I think it amusing the comments got shut down right after this one:
QUOTE
antiarctic, 13 January 2011 11:11PM

QUOTE
what's the 'interesting background' of jimmy w you refer to?

Expenses that Wales tried to apply to the foundation included $300+ bottles of wine and visits to Moscow "massage" parlors.


The Adversary
QUOTE(thekohser @ Thu 13th January 2011, 3:32pm) *

The title says it all...

We've seen America's vitriol.

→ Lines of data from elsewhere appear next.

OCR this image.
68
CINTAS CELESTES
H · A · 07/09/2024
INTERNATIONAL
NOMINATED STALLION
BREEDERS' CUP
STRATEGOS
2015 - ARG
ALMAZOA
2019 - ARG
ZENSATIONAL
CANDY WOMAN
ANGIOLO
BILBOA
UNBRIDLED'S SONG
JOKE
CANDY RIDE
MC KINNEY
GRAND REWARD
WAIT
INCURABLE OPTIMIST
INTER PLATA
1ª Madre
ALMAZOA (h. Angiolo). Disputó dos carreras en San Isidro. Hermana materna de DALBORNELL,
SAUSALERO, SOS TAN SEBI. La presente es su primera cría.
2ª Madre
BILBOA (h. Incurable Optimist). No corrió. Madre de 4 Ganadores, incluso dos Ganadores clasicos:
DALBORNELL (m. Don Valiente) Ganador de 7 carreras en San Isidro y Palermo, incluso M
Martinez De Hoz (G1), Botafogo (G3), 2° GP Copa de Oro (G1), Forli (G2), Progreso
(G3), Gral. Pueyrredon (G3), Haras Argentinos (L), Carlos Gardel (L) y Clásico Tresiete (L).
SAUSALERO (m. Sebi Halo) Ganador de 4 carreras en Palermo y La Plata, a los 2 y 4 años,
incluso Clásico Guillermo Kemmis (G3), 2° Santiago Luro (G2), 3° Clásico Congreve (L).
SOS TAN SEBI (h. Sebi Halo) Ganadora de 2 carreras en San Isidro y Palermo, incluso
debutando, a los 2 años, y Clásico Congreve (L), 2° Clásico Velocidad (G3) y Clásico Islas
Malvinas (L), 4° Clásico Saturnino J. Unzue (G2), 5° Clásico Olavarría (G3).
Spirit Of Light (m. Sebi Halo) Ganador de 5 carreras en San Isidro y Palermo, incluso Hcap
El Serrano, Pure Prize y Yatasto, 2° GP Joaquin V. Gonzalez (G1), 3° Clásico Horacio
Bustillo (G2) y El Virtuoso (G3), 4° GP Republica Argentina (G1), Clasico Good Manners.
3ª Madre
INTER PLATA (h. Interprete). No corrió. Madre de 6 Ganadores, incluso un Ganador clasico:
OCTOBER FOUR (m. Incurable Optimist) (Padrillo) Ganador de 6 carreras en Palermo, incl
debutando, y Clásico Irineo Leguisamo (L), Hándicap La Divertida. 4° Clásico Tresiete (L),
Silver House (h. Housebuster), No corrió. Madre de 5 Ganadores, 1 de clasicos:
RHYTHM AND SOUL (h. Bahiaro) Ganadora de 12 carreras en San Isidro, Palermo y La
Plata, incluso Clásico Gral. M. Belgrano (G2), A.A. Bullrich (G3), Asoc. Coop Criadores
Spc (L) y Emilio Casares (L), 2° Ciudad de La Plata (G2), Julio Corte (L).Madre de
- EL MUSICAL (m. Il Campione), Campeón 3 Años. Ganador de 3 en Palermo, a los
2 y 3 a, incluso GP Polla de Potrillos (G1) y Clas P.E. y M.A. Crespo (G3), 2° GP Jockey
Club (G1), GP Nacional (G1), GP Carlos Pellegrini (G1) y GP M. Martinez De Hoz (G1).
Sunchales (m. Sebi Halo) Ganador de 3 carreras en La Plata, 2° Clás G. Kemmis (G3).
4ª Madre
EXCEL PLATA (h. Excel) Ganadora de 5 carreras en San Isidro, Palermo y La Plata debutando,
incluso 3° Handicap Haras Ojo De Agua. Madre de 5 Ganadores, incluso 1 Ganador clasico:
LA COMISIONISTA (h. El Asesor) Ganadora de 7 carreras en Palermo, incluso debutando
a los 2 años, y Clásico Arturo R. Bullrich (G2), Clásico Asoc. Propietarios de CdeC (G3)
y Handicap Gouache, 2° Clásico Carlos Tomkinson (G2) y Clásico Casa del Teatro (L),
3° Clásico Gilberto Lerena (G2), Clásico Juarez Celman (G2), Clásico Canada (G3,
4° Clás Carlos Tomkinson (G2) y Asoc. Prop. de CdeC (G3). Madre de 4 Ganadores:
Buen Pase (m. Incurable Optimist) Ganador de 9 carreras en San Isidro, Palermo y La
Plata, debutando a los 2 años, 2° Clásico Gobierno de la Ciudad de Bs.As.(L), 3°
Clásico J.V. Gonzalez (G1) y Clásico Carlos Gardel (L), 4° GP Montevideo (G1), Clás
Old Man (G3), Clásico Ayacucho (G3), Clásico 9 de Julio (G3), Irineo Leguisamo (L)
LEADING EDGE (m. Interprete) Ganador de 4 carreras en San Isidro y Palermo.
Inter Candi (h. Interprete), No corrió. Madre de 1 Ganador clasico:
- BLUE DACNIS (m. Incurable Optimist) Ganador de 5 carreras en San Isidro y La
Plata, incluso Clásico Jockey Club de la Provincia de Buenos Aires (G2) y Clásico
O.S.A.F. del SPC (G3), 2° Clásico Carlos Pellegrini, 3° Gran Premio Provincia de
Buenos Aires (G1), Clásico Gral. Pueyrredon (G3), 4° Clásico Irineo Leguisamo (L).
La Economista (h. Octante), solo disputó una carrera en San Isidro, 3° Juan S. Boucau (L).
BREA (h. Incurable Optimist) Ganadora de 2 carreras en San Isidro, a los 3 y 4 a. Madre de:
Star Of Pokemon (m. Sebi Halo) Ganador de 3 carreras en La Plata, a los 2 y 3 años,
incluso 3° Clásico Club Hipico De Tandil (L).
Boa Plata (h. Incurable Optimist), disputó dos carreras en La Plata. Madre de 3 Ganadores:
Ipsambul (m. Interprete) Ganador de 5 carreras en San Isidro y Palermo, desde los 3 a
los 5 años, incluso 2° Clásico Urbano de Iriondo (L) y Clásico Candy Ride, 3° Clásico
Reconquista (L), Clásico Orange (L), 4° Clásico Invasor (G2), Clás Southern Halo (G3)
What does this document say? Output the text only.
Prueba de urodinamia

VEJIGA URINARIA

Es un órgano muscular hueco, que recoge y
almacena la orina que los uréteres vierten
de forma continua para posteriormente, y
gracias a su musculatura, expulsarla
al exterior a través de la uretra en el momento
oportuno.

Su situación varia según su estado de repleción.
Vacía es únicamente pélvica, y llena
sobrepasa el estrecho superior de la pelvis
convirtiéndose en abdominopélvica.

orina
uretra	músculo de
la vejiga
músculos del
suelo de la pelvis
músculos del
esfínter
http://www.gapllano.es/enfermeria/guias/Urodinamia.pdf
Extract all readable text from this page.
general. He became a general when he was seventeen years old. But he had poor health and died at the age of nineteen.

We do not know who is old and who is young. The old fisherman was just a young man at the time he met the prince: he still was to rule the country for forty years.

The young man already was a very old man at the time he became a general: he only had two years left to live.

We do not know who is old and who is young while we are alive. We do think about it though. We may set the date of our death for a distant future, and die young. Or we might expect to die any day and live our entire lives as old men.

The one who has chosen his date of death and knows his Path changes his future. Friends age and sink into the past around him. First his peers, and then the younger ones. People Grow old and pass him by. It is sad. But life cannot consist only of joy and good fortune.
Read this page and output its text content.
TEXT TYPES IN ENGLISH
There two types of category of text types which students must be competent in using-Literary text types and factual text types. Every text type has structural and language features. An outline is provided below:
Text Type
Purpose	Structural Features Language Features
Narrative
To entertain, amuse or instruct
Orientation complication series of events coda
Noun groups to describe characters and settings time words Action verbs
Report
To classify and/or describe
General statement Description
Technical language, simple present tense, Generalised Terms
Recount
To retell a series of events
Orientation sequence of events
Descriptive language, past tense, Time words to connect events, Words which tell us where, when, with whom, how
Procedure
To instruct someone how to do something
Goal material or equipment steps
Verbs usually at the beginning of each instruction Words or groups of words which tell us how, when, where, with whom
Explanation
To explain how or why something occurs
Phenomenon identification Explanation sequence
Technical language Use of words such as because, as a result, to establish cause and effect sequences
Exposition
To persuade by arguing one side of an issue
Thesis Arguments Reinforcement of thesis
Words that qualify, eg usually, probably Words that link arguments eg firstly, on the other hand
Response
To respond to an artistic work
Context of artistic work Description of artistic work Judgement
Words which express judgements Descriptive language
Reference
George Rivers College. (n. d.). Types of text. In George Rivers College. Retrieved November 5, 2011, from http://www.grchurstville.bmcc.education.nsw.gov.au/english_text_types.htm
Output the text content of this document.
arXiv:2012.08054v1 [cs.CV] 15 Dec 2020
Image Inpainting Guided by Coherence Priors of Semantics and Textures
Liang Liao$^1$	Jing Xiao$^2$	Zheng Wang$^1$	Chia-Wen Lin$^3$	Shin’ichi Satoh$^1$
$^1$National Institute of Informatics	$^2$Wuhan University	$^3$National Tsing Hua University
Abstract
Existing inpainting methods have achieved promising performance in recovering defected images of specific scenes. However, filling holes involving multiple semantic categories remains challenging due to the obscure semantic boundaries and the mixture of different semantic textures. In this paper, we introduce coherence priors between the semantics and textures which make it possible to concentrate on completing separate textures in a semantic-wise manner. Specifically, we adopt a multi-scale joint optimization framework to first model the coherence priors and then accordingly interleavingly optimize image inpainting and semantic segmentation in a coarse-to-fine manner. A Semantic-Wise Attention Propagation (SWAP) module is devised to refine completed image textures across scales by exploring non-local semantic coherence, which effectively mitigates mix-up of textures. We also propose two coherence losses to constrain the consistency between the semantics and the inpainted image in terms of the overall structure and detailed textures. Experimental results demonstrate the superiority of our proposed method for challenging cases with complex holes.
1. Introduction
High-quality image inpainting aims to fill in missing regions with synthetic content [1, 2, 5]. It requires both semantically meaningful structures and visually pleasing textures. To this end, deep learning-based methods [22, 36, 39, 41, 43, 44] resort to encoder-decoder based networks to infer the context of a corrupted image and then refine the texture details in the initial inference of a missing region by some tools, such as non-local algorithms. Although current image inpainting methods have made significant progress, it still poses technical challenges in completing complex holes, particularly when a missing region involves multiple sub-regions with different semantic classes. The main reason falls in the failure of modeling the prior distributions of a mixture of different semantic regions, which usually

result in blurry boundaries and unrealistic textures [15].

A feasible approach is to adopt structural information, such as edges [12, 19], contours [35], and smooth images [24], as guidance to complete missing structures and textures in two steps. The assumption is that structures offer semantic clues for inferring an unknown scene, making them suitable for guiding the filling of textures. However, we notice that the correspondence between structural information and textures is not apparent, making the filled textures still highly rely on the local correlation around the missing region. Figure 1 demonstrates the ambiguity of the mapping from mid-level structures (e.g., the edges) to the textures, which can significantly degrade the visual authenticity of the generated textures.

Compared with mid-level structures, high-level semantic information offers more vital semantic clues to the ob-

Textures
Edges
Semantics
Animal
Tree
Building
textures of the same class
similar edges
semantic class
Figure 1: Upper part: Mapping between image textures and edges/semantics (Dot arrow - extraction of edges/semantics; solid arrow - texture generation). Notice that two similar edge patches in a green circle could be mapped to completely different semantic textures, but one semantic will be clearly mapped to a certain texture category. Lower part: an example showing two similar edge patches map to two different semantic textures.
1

Now let's salute Wikipedia, a US pioneer of global civility

by Timothy Garton Ash
for The Guardian (of what?)


If you think that is bad, you should see the translation given in the Norwegian newspaper Dagbladet (T-H-L-K-D) : http://www.dagbladet.no/2011/01/14/kultur/...ments_container

....they have changed the headline to: "The idealist who won the world".
And the sub-heading is: "Wikipedia: Jimmy Wales could have been a multimillionaire, but choose utopian idealism instead"".

<Face palm>
sick.gif sick.gif
A User
QUOTE(The Adversary @ Mon 17th January 2011, 1:53pm) *

If you think that is bad, you should see the translation given in the Norwegian newspaper Dagbladet (T-H-L-K-D) : http://www.dagbladet.no/2011/01/14/kultur/...ments_container

....they have changed the headline to: "The idealist who won the world".
And the sub-heading is: "Wikipedia: Jimmy Wales could have been a multimillionaire, but choose utopian idealism instead"".

<Face palm>
sick.gif sick.gif



Good grief... Next we'll have a Vatican announcement that Wales is a new saint.
Jon Awbrey
QUOTE(Somey @ Sun 16th January 2011, 2:54am) *

Anyway, the end-result is increased polarization and self-delusion — extremists thinking that the lack of opposition they see on their own blogs and news sites (and even their own encyclopedias) is actually evidence that everyone else agrees with them. Nobody blames Wikipedia for this because they're not deliberately trying to achieve this effect, but there probably isn't a better example anywhere on the internet of a site that does this.


Spontaneous Generation ??? That's your answer ???